Other grass-roots communities have sprouted as well. Melbourne, Australia-based Rich Moffat wanted to create structure to his own quarantine days, so he started streaming his daily qi gong practice over Zoom, inviting anyone to join him, free of charge. “They’ve become my accountability partners,” he said of the group with participants – most of whom he’s never met – on three continents. “I can’t tell you how happy it makes me to see people from overseas. It brings us into the one moment when we are all joined together with this same sense of trying to find ourselves.”

The start-up app Twine, originally launched to host real-life events, also shifted operations online, inviting strangers into eight-minute one-on-one conversations provoked by deep questions. “It’s that serendipitous spark that we seek when we travel . . . like I’m throwing caution to the wind and sitting down at the bar and talking to the stranger,” Twine co-founder Diana Rau said.

Facebook Groups and Meetup are other ways to find virtual international communities. “One of the great things about traveling to another country is people invite us in and expose their culture to us,” Galinsky said.

“That experience is somehow really invigorating.”

Being confined to a limited radius can feel restricting, but there may be an unexpected benefit. “Part of the joy of travelling is noticing all the small things,” said Alice Boyes, author of The Healthy Mind Toolkit. “We tend to be good at noticing those little things when we’re travelling,” she said, but “forced monotony can make us a little bit better at picking up on them”.

This sensation can be sparked by people-watching out your window, the same way you do at a tourist destination, or by being more observant on a familiar walking route – spotting that garden gnome you missed before, or a bird’s nest on a high branch.

A minor change within a familiar setting can also help, Boyes said. “Instead of always sitting under the same tree in a park, go and sit under a different tree and see how that is a different perspective,” she added.

With wildlife seemingly storming the streets – including mountain goats in Wales, domestic goats in San Jose and buffalo in India – animals have turned urban centres into their own playgrounds. “The idea of seeing a new animal in your own town is very exciting, like you’re going to another place,” Galinsky said.

Whether the increase in sightings has come from people noticing them more or wildlife actually emerging, the lockdown has strengthened human connections with nature, said Jim Sano, the World Wildlife Fund’s vice president of travel, tourism and conservation. “Not having those opportunities to travel has made us appreciate even more what we have in our backyard,” he said. And, he added, nature can provide the feeling of being “enveloped by something that is comforting”.

The best time to spot larger wildlife, he said, is during golden hours – the first two and last two hours of light – since it’s a transition period for nocturnal animals and predator-prey activity is heightened.

You can also observe birds in your own yard or nearby parks – interest in birdwatching has taken off during the quarantine – or just train your eyes on the ground. “One of my crazy habits is, when I’m going all over the world even in a place like Manhattan, I’ll look down and invariably find ants,” Sano said. “These sorts of things are running right around you.”
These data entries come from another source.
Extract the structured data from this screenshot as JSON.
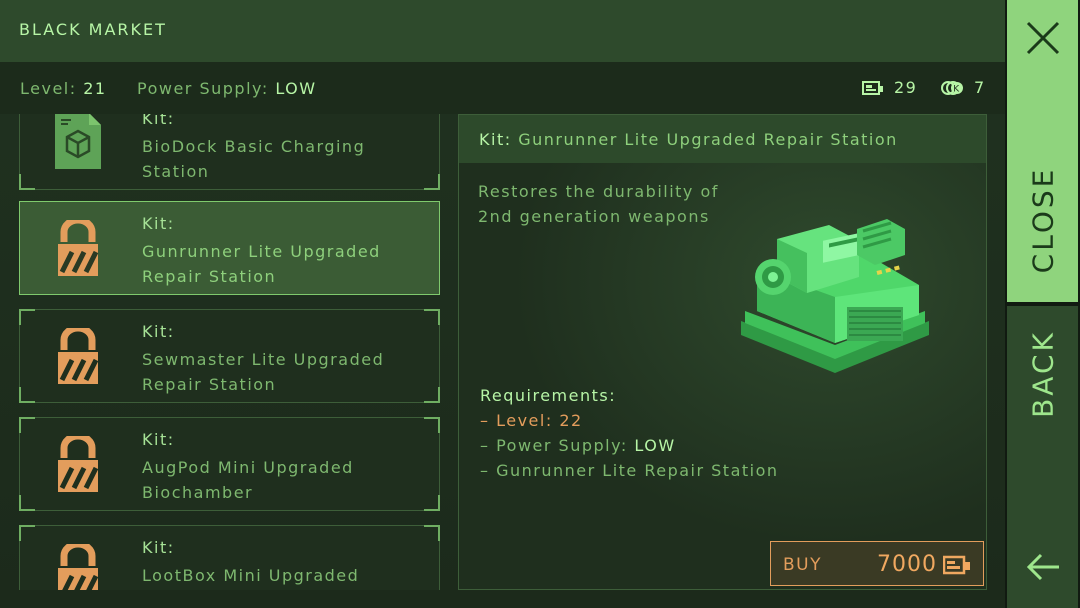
{
  "header": {
    "title": "BLACK MARKET"
  },
  "status": {
    "level_label": "Level:",
    "level_value": "21",
    "power_label": "Power Supply:",
    "power_value": "LOW",
    "caps": "29",
    "tokens": "7"
  },
  "list": {
    "items": [
      {
        "kit_label": "Kit:",
        "name": "BioDock Basic Charging Station",
        "icon": "kit-schematic-icon",
        "locked": false
      },
      {
        "kit_label": "Kit:",
        "name": "Gunrunner Lite Upgraded Repair Station",
        "icon": "lock-icon",
        "locked": true,
        "selected": true
      },
      {
        "kit_label": "Kit:",
        "name": "Sewmaster Lite Upgraded Repair Station",
        "icon": "lock-icon",
        "locked": true
      },
      {
        "kit_label": "Kit:",
        "name": "AugPod Mini Upgraded Biochamber",
        "icon": "lock-icon",
        "locked": true
      },
      {
        "kit_label": "Kit:",
        "name": "LootBox Mini Upgraded",
        "icon": "lock-icon",
        "locked": true
      }
    ]
  },
  "detail": {
    "kit_label": "Kit:",
    "title": "Gunrunner Lite Upgraded Repair Station",
    "description": "Restores the durability of 2nd generation weapons",
    "requirements_heading": "Requirements:",
    "req_level_label": "– Level:",
    "req_level_value": "22",
    "req_power_label": "– Power Supply:",
    "req_power_value": "LOW",
    "req_item": "– Gunrunner Lite Repair Station"
  },
  "buy": {
    "label": "BUY",
    "price": "7000"
  },
  "side": {
    "close_label": "CLOSE",
    "back_label": "BACK"
  },
  "colors": {
    "accent": "#8fd47d",
    "warning": "#e39d5c",
    "text": "#7eb86f"
  }
}
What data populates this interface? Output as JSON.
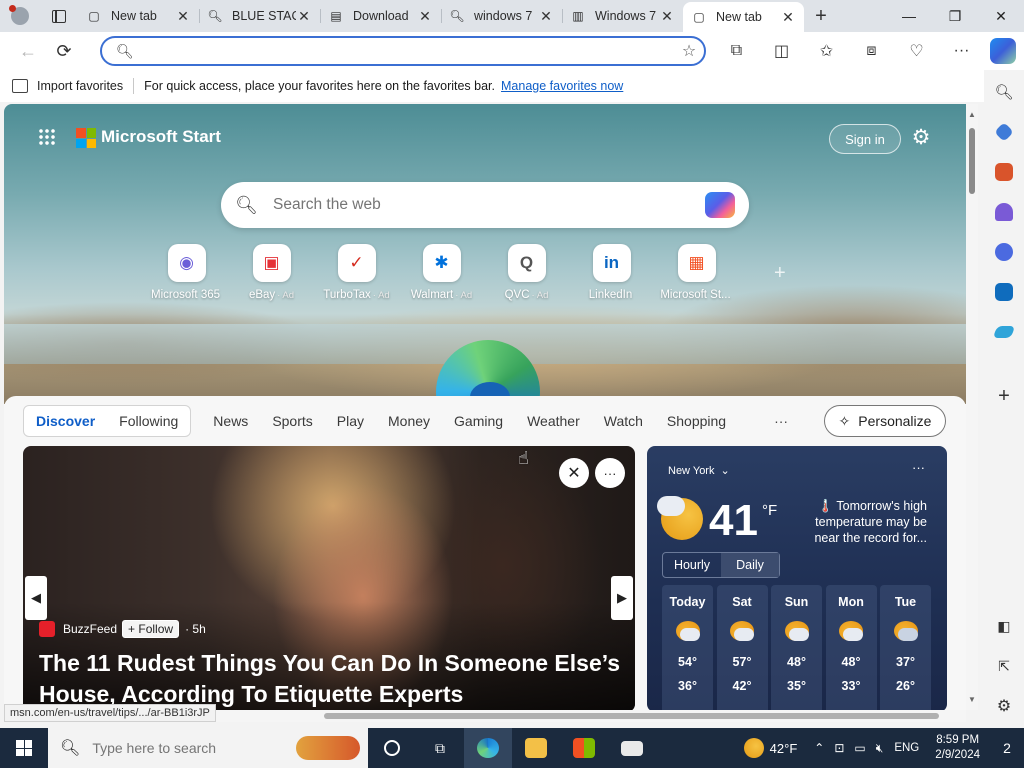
{
  "tabs": [
    {
      "title": "New tab",
      "icon": "newtab-icon",
      "active": false
    },
    {
      "title": "BLUE STACKS",
      "icon": "search-icon",
      "active": false
    },
    {
      "title": "Download",
      "icon": "download-icon",
      "active": false
    },
    {
      "title": "windows 7",
      "icon": "search-icon",
      "active": false
    },
    {
      "title": "Windows 7",
      "icon": "windows-icon",
      "active": false
    },
    {
      "title": "New tab",
      "icon": "newtab-icon",
      "active": true
    }
  ],
  "address": {
    "value": "",
    "placeholder": ""
  },
  "favorites_bar": {
    "import_label": "Import favorites",
    "message": "For quick access, place your favorites here on the favorites bar.",
    "manage_link": "Manage favorites now"
  },
  "start": {
    "brand": "Microsoft Start",
    "sign_in": "Sign in",
    "search_placeholder": "Search the web",
    "quick_links": [
      {
        "label": "Microsoft 365",
        "ad": "",
        "icon": "m365-icon",
        "glyph": "◉",
        "color": "#6b5fd8"
      },
      {
        "label": "eBay",
        "ad": "· Ad",
        "icon": "ebay-icon",
        "glyph": "▣",
        "color": "#e53238"
      },
      {
        "label": "TurboTax",
        "ad": "· Ad",
        "icon": "turbotax-icon",
        "glyph": "✓",
        "color": "#d52b1e"
      },
      {
        "label": "Walmart",
        "ad": "· Ad",
        "icon": "walmart-icon",
        "glyph": "✱",
        "color": "#0071dc"
      },
      {
        "label": "QVC",
        "ad": "· Ad",
        "icon": "qvc-icon",
        "glyph": "Q",
        "color": "#555555"
      },
      {
        "label": "LinkedIn",
        "ad": "",
        "icon": "linkedin-icon",
        "glyph": "in",
        "color": "#0a66c2"
      },
      {
        "label": "Microsoft St...",
        "ad": "",
        "icon": "microsoft-store-icon",
        "glyph": "▦",
        "color": "#f25022"
      }
    ]
  },
  "feed_nav": {
    "segment": [
      "Discover",
      "Following"
    ],
    "items": [
      "News",
      "Sports",
      "Play",
      "Money",
      "Gaming",
      "Weather",
      "Watch",
      "Shopping"
    ],
    "more": "···",
    "personalize": "Personalize"
  },
  "article": {
    "source": "BuzzFeed",
    "follow": "+ Follow",
    "age": "· 5h",
    "headline": "The 11 Rudest Things You Can Do In Someone Else’s House, According To Etiquette Experts"
  },
  "weather": {
    "city": "New York",
    "temp": "41",
    "unit": "°F",
    "alert": "🌡️ Tomorrow's high temperature may be near the record for...",
    "toggle": [
      "Hourly",
      "Daily"
    ],
    "days": [
      {
        "name": "Today",
        "hi": "54°",
        "lo": "36°",
        "rain": false
      },
      {
        "name": "Sat",
        "hi": "57°",
        "lo": "42°",
        "rain": false
      },
      {
        "name": "Sun",
        "hi": "48°",
        "lo": "35°",
        "rain": false
      },
      {
        "name": "Mon",
        "hi": "48°",
        "lo": "33°",
        "rain": false
      },
      {
        "name": "Tue",
        "hi": "37°",
        "lo": "26°",
        "rain": true
      }
    ]
  },
  "status_url": "msn.com/en-us/travel/tips/.../ar-BB1i3rJP",
  "taskbar": {
    "search_placeholder": "Type here to search",
    "weather": "42°F",
    "lang": "ENG",
    "time": "8:59 PM",
    "date": "2/9/2024",
    "notifications": "2"
  }
}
While sticking to a predictable routine during the pandemic has been suggested as a way to maintain calm and stability, adventurers are used to shaking up their schedules. “Anything different is going to help stimulate more fun,” Lombardo said. “Different things like getting up early to watch a sunrise and then maybe taking a nap can be luxurious.”

Those shifts “put you in a more experimental mind-set,” Boyes added, but ultimately it’s about cognitive change. “Something that shakes up your sense of self is like discovering that your view of you isn’t what you thought it was. You see yourself as more flexible – and that’s what travel does, as well.”

Ironically, the inability to travel has given everyone a dose of the benefits of travel.

“This [quarantine experience] is a change of routine,” Boyes said. “If you’re open to it, the whole thing – without you really needing to do anything – can help you see yourself in a different way.”